With every passing day, the intensity of this confrontation is growing - whatever the tools employed to reach this goal. Of late, this contest has acquired dangerous proportions to the utter disbelief of the people, who sent these parties to solve their myriad problems. Recent statements of Chaudhry Nisar Ali and Federal Law Minister Babar Awan, who is said to be the PML-N's nemesis throw up unmistakable signs that national politics has entered yet another, and more dangerous, turbulence. How this will conclude, nothing can be predicted with any degree of certainty.
The apparent factor behind the new confrontation is believably the entry of the Chaudhry brothers and the MQM's stiff stand on Sindh, PPP leader Zulfiqar Mirza's periodic outbursts - the first being Babar Awan's brainchild and the latter is Rehman Malik's worry. Both the ministers are working hard, but in the end only one can succeed. This hectic effort on the part of the ruling coalition, which is now in the danger zone, is being played out in the country and abroad. Ordinary people's faith in a democratic dispensation as an antidote to all their problems is wavering.

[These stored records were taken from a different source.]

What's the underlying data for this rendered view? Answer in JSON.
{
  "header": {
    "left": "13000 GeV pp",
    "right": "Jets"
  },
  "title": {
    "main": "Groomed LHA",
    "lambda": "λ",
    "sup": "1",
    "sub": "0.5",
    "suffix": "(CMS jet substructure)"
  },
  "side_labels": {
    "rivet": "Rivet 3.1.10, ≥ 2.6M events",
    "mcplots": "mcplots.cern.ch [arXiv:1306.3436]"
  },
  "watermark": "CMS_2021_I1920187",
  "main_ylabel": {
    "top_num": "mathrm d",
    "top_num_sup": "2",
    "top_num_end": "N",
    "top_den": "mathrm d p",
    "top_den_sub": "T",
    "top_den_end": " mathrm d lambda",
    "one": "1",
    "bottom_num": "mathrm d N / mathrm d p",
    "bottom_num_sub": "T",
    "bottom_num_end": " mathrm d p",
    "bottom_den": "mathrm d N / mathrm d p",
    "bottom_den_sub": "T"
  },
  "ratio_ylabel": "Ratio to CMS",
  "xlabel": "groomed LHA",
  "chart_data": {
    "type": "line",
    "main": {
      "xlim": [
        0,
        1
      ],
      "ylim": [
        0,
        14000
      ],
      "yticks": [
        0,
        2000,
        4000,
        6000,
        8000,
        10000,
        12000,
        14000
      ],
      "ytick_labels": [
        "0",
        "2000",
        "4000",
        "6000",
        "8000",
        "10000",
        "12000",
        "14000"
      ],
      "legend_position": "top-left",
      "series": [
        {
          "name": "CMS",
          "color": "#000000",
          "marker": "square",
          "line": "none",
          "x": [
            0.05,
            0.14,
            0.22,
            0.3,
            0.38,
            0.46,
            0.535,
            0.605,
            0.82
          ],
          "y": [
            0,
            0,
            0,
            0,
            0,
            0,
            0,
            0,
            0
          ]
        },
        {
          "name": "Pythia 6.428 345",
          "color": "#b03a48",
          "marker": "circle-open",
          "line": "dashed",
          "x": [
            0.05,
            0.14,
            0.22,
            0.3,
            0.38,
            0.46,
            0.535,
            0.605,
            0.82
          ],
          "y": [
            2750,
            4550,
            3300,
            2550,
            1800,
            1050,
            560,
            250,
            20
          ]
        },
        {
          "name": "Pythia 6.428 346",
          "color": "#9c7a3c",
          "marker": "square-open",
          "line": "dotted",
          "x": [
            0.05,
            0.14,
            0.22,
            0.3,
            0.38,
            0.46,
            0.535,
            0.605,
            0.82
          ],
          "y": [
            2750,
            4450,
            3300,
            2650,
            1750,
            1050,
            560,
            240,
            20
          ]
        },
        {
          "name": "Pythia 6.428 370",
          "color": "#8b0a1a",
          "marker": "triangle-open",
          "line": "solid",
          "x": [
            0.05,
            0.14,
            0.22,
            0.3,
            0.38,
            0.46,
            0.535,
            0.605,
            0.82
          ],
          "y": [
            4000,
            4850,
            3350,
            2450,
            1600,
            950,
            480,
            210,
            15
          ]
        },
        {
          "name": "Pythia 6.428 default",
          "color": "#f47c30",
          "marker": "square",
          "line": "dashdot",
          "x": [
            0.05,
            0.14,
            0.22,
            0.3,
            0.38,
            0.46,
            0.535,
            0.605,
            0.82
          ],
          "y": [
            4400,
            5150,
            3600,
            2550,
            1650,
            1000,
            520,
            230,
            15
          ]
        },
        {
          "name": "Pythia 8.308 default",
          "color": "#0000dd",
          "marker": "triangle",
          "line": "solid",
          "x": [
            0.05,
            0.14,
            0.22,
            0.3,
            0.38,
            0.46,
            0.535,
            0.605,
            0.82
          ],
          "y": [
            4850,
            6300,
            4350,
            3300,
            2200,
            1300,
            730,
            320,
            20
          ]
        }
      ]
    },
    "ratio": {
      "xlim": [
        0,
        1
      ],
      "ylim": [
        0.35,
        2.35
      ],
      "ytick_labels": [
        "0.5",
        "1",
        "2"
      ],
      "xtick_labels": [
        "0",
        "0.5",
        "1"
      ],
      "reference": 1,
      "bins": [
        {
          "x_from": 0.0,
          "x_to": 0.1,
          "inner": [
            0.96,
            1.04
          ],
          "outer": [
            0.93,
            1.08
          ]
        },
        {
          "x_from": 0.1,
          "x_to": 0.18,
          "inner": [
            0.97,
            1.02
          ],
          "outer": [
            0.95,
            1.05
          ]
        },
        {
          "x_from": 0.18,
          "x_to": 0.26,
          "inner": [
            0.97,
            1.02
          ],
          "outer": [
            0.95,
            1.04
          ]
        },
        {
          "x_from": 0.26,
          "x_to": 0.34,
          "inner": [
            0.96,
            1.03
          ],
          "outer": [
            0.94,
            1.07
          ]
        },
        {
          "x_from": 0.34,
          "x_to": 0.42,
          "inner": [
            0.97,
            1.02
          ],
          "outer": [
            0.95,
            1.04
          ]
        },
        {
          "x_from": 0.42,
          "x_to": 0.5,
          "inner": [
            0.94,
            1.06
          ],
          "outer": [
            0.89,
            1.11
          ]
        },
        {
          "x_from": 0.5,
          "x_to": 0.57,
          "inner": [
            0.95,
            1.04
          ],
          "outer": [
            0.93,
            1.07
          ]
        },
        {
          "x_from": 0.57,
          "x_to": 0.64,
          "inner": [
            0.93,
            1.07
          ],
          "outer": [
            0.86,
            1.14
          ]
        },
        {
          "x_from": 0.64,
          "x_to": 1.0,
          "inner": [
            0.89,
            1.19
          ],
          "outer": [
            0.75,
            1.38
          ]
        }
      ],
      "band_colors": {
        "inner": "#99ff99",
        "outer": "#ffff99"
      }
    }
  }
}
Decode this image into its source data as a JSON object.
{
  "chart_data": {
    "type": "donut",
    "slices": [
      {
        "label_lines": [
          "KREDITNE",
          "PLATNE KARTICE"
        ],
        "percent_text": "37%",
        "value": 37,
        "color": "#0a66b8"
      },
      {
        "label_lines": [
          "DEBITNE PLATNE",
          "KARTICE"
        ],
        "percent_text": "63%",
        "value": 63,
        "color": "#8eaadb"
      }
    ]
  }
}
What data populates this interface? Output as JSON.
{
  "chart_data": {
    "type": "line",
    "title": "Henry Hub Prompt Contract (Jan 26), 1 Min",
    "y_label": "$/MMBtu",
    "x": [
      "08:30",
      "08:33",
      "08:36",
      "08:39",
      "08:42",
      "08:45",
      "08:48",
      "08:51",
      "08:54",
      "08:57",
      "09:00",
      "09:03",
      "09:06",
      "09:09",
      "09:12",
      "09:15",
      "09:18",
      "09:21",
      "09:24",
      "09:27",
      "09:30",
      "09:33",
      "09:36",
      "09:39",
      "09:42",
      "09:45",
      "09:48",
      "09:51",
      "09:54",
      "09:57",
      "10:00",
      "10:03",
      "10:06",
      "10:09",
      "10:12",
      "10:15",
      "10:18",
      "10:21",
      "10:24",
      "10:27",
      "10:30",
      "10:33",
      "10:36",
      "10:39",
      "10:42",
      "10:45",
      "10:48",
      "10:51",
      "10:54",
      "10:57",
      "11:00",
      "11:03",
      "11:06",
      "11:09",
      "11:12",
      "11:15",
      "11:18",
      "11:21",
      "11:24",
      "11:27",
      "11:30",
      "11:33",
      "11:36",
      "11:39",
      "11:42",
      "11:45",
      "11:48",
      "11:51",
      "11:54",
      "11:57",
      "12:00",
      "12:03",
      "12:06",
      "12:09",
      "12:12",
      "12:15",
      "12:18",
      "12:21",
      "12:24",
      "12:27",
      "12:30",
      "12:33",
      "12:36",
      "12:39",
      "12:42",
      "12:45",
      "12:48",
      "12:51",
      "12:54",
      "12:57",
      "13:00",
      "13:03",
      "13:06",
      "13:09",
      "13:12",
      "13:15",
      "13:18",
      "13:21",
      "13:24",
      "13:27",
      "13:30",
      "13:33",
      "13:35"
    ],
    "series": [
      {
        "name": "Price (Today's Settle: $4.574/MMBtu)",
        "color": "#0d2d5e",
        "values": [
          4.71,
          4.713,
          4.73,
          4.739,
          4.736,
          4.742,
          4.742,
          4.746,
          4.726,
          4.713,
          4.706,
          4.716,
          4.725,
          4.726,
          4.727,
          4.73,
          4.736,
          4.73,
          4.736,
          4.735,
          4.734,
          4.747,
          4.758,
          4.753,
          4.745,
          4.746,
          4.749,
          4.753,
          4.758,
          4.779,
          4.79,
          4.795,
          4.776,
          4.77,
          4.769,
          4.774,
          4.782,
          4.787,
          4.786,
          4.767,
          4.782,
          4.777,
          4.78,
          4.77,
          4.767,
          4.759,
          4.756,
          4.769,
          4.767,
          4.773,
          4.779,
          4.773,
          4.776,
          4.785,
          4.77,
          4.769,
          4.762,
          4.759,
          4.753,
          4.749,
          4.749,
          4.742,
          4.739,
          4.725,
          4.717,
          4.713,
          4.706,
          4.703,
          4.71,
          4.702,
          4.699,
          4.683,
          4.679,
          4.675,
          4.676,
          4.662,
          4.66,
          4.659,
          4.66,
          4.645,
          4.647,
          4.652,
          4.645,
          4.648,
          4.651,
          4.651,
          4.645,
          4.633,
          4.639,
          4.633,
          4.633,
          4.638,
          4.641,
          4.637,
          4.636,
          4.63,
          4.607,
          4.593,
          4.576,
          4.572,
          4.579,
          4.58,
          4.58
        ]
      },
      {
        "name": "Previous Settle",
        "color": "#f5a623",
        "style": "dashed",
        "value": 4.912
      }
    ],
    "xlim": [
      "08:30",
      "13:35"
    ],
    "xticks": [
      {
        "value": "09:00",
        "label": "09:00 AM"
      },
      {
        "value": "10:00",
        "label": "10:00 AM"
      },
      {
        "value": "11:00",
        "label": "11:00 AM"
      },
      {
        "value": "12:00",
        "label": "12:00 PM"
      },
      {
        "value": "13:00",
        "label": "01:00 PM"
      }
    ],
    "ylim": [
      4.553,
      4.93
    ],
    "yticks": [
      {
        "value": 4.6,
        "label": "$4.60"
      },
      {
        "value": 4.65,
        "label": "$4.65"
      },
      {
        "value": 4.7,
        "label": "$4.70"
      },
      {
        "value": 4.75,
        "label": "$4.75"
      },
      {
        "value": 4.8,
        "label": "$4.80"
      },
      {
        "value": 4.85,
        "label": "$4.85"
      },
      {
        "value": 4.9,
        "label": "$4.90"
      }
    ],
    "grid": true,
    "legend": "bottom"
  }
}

Isn't it sufficient evidence that democratic choice has once again failed?
If the Chaudhry brothers want to rewrite their age-old hostile relationship with the PPP what's the problem? Politics is a game of the possible. How should one believe that Bilawal Bhutto, the chairman of the PPP, is not in the picture? We should desist from bringing in womenfolk in this game. On the face of it, the ongoing confrontation has brought out, in concrete terms, parochialism and a grave danger to the country's unity and solidarity as a working federation.
Before the people hear the sound of heavy boots, all legal and constitutional remedies must be tried, in real earnestness - for which time is running out. The opposition in the National Assembly and provincial legislatures should file motions for a vote of no-confidence against the sitting houses and let the members vote on them. If in the Punjab Assembly, the Speaker has declared the PML (Q) dissident's group as representative of the said majority, there should be no problem. And if Shahbaz Sharif retains the confidence of the houses, this should be accepted as his constitutional right. And in the Parliament, the government of Prime Minister Gilani should invite such decisions by the house and he should be allowed to function as the country's Chief Executive peacefully and uninterrupted for the time for which he has regained his legal and constitutional right.
The only other legal option is that the beleaguered leaders go to the people for a fresh mandate. There is no other way out of the ever-thickening quagmire. We should not forget that the people's love for democracy takes second place, as their first concern is an effective set-up, which can deliver promptly and bring relief. Yes, the doctrine of necessity has been declared dead and gone. But our history tells us that the doctrine remains alive.